Batman + Man-Bat + Bat Queen + Holographic Batman + Batcave + pseudo-Batcave = one hella-batty issue of Detective Comics.
After being relegated to the back-ups of a long line of Detective Comics issues over the past six months, the brewing conflict between the Langstroms finally spills into the main pages of the series. Will Layman and Co. be able to make it all come together and work effectively? Let’s see…
Detective Comics #26 opens on a group of teenagers wandering through a bat cave. No, not ‘The Batcave’, just a random cave around Gotham filled with empty beer cans, graffiti and a colony of bats. The excursion doesn’t end well for the kids though, as they’re attacked and picked clean by a familiar colony of viscous bats.
Batman adds the missing kids to a growing list of unexplained disappearances lately, and draws a connection between them and the recently found body of a bridge jumper (shown in the back-up to #25) who was devoured to the bone by the time he hit the ground. The forensics tells Batman it’s a new breed of highly aggressive bat who almost certainly didn’t develop naturally.
After a quick recap of the Man-Bat’s background and recent exploits, Batman takes down Kirk Langstrom with a high-decibel sound cannon. He knows Langstrom is a problem, but he’s also sure that the serum-deranged scientist isn’t the killer he’s looking for. Langstrom tells Batman it’s his wife, Francine, and that he has a plan to force her to transform back into a human long enough to end her rash of murders-by-proxy. Batman doesn’t like the plan, but he goes along.
On the way, we discover that Francine Langstrom has become so altered by the Man-Bat serum that she no longer needs the elixir to transform and maintain her Woman-Bat form. If only it were that easy. Instead, upon arrival, we discover that Francine has evolved another level, into a creature who calls herself Queen Bat. Langstrom’s plan does go poorly, but Batman is able to salvage enough of it to get both Langstroms detained and back into Arkham Asylum.
On the last page we get the first taste of the wacky-whatsit world that will be ‘Gothamtopia’, as we meet Catwoman, with a distinctly Robin themed suit, in Wayne Manor. She’s upset about being left out, since they’re supposed to be partners and all…. ?!
Holy guano did this issue fall flat. I’m hesitant to lay all of the blame on the creative team, since the delays caused by tie-ins to Zero Year and Villain’s Month disrupted pretty much every issue in the Bat-universe outside of the title series this month. Still, this story felt painfully squeezed into one issue, likely to make way for the New 52’s first non-Snyder led Bat crossover, ‘Gothamtopia’. The death of the four teenagers at the beginning is callously tossed aside after a few pages, then Alfred and Gordon are just sounding boards for the Batman to deliver exposition so clumsily that it reminded me of that character on every episode of Law & Order who appears in one scene to spill out all of the relevant story beats to the detectives, yet can’t be bothered to stop unloading a truck or wiping down tables at an empty bar.
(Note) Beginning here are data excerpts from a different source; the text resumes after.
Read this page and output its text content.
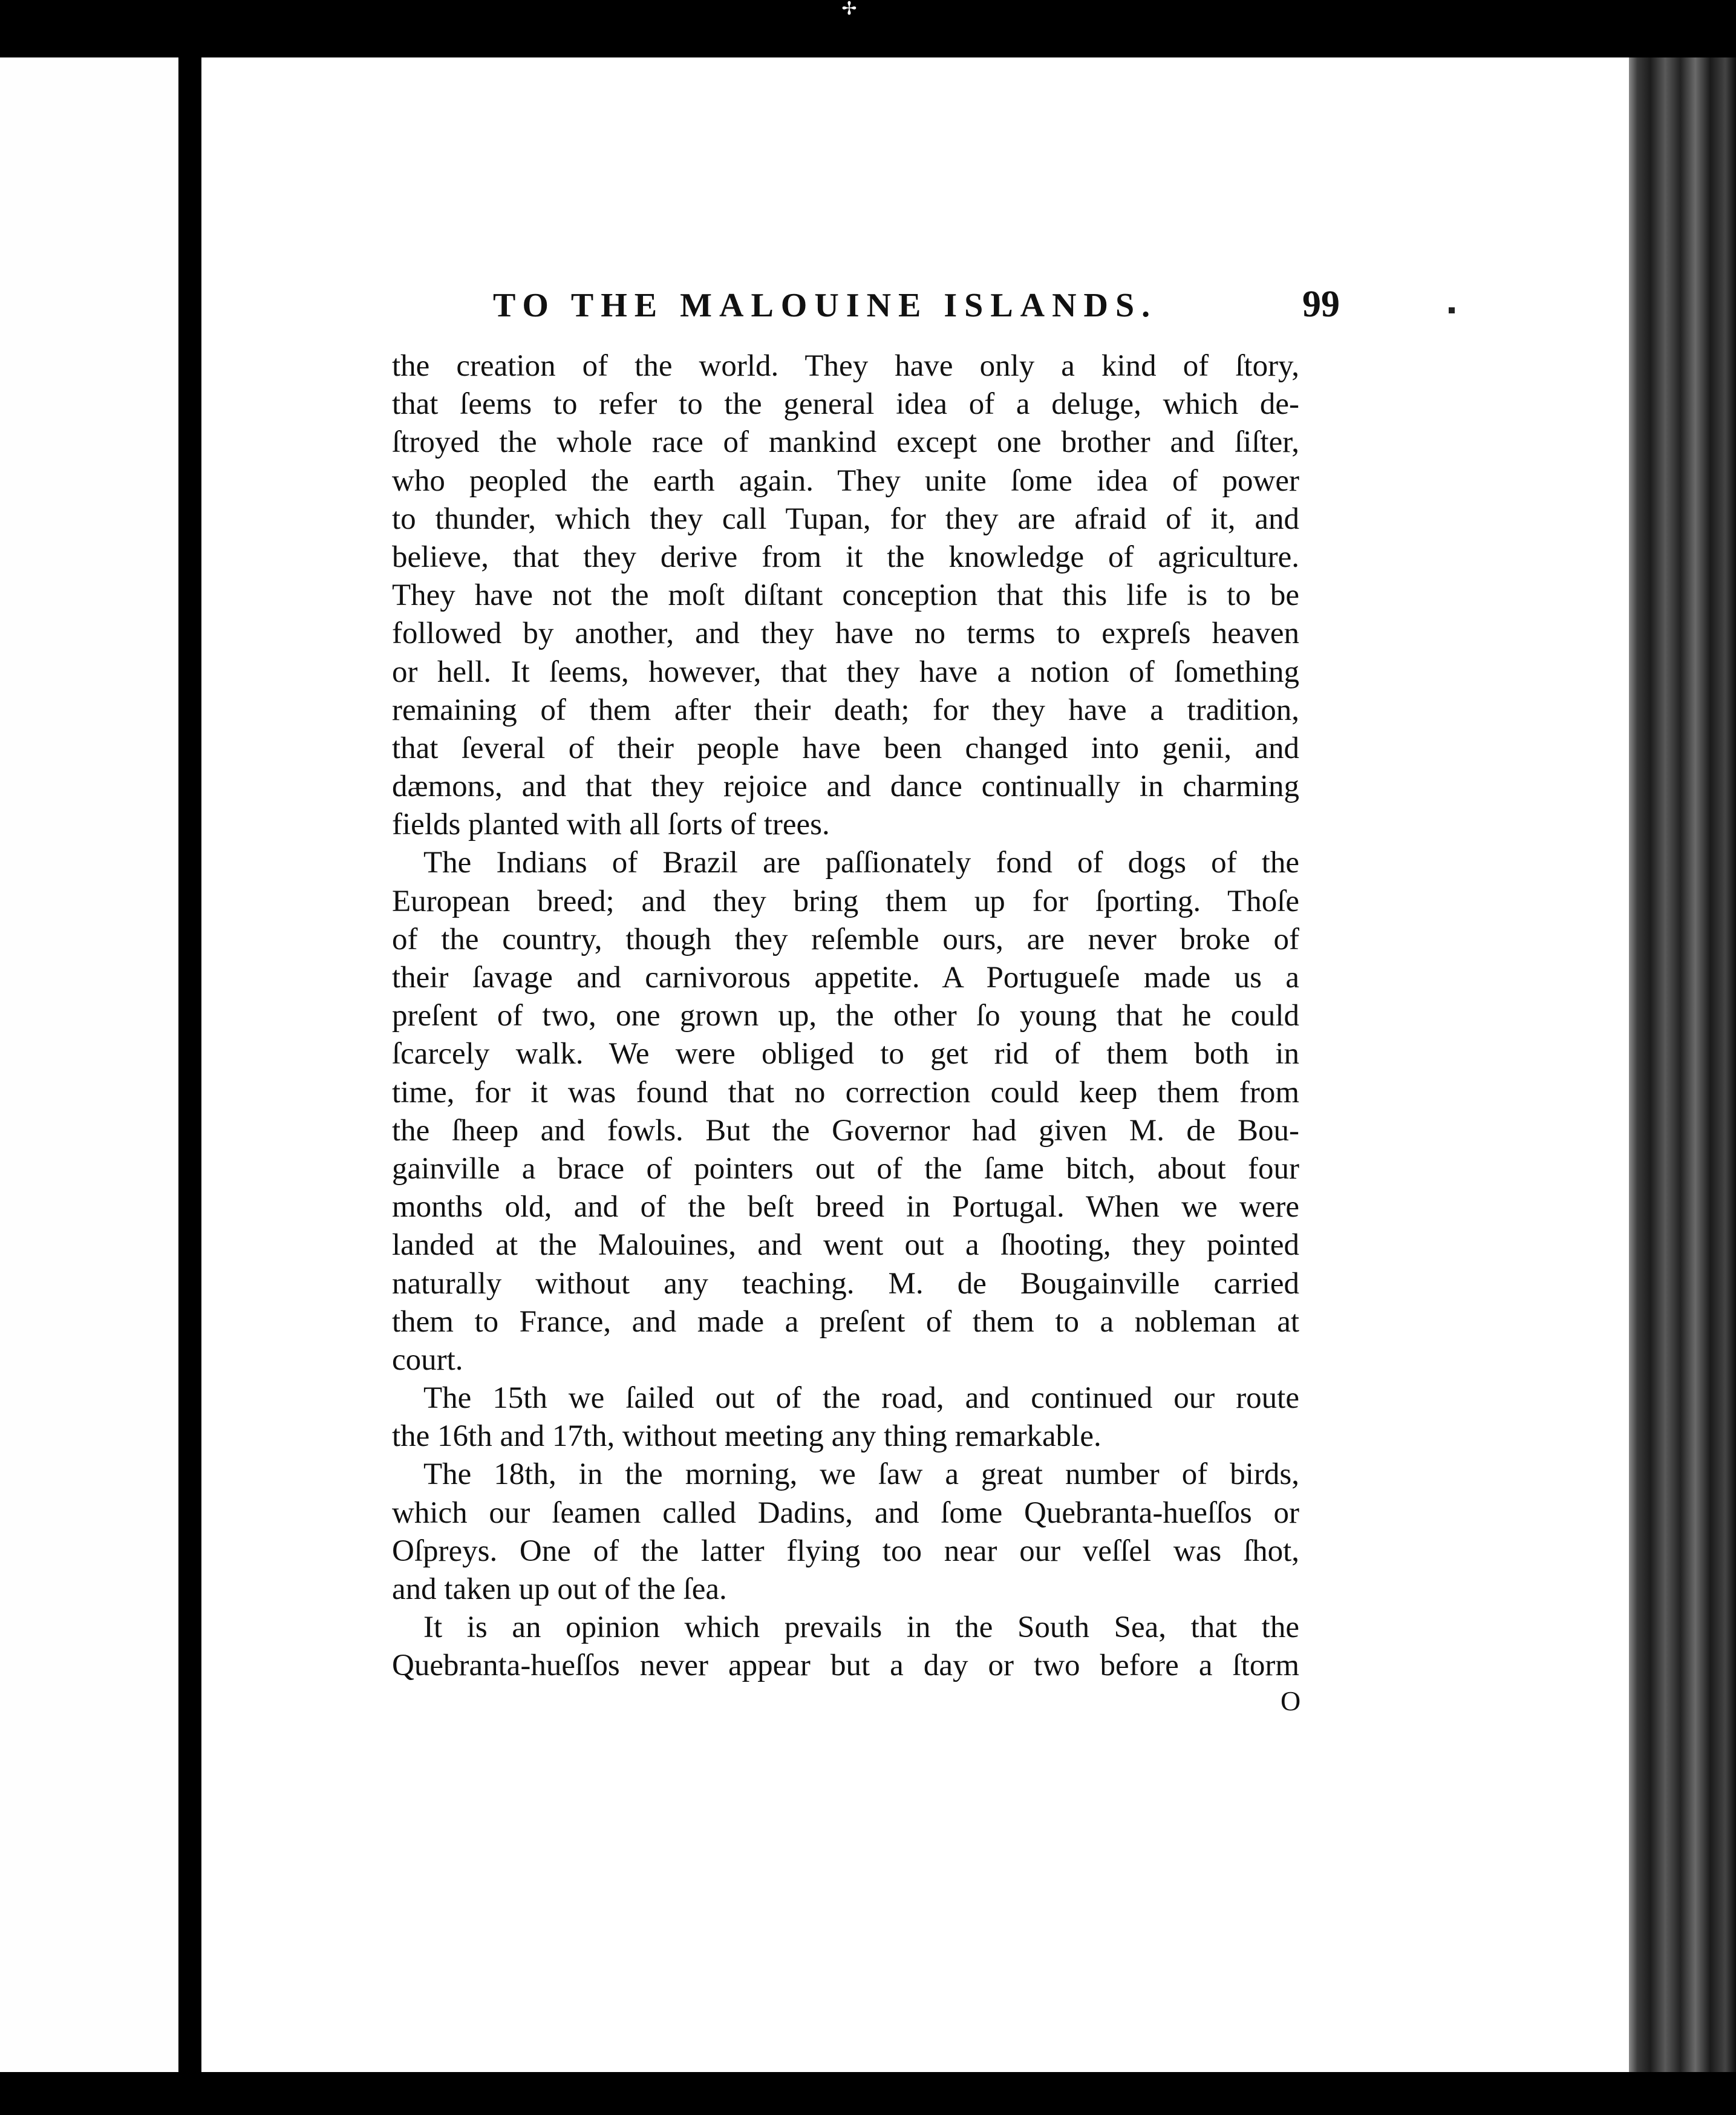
✢
TO THE MALOUINE ISLANDS.	99
the creation of the world. They have only a kind of ſtory,
that ſeems to refer to the general idea of a deluge, which de-
ſtroyed the whole race of mankind except one brother and ſiſter,
who peopled the earth again. They unite ſome idea of power
to thunder, which they call Tupan, for they are afraid of it, and
believe, that they derive from it the knowledge of agriculture.
They have not the moſt diſtant conception that this life is to be
followed by another, and they have no terms to expreſs heaven
or hell. It ſeems, however, that they have a notion of ſomething
remaining of them after their death; for they have a tradition,
that ſeveral of their people have been changed into genii, and
dæmons, and that they rejoice and dance continually in charming
fields planted with all ſorts of trees.
The Indians of Brazil are paſſionately fond of dogs of the
European breed; and they bring them up for ſporting. Thoſe
of the country, though they reſemble ours, are never broke of
their ſavage and carnivorous appetite. A Portugueſe made us a
preſent of two, one grown up, the other ſo young that he could
ſcarcely walk. We were obliged to get rid of them both in
time, for it was found that no correction could keep them from
the ſheep and fowls. But the Governor had given M. de Bou-
gainville a brace of pointers out of the ſame bitch, about four
months old, and of the beſt breed in Portugal. When we were
landed at the Malouines, and went out a ſhooting, they pointed
naturally without any teaching. M. de Bougainville carried
them to France, and made a preſent of them to a nobleman at
court.
The 15th we ſailed out of the road, and continued our route
the 16th and 17th, without meeting any thing remarkable.
The 18th, in the morning, we ſaw a great number of birds,
which our ſeamen called Dadins, and ſome Quebranta-hueſſos or
Oſpreys. One of the latter flying too near our veſſel was ſhot,
and taken up out of the ſea.
It is an opinion which prevails in the South Sea, that the
Quebranta-hueſſos never appear but a day or two before a ſtorm
O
The constant rush, with almost no emotional stakes for the reader, isn’t helped by the art either. Maybe I’m just spoiled by Fabok’s work on Detective Comics of late, but Lopresti’s pencils felt all over the place, and the scattershot use of white space instead of backgrounds fell limp.
Man-Bat stories have never been my favorite, bar a few instances where the serum plays a larger role than the Langstroms, so that could be coloring my opinion. Still, I’d rather they finish this in a back-up, and use this issue’s main arc to set-up Gothamtopia, rather than have this oddball issue stuck between to tie-ins.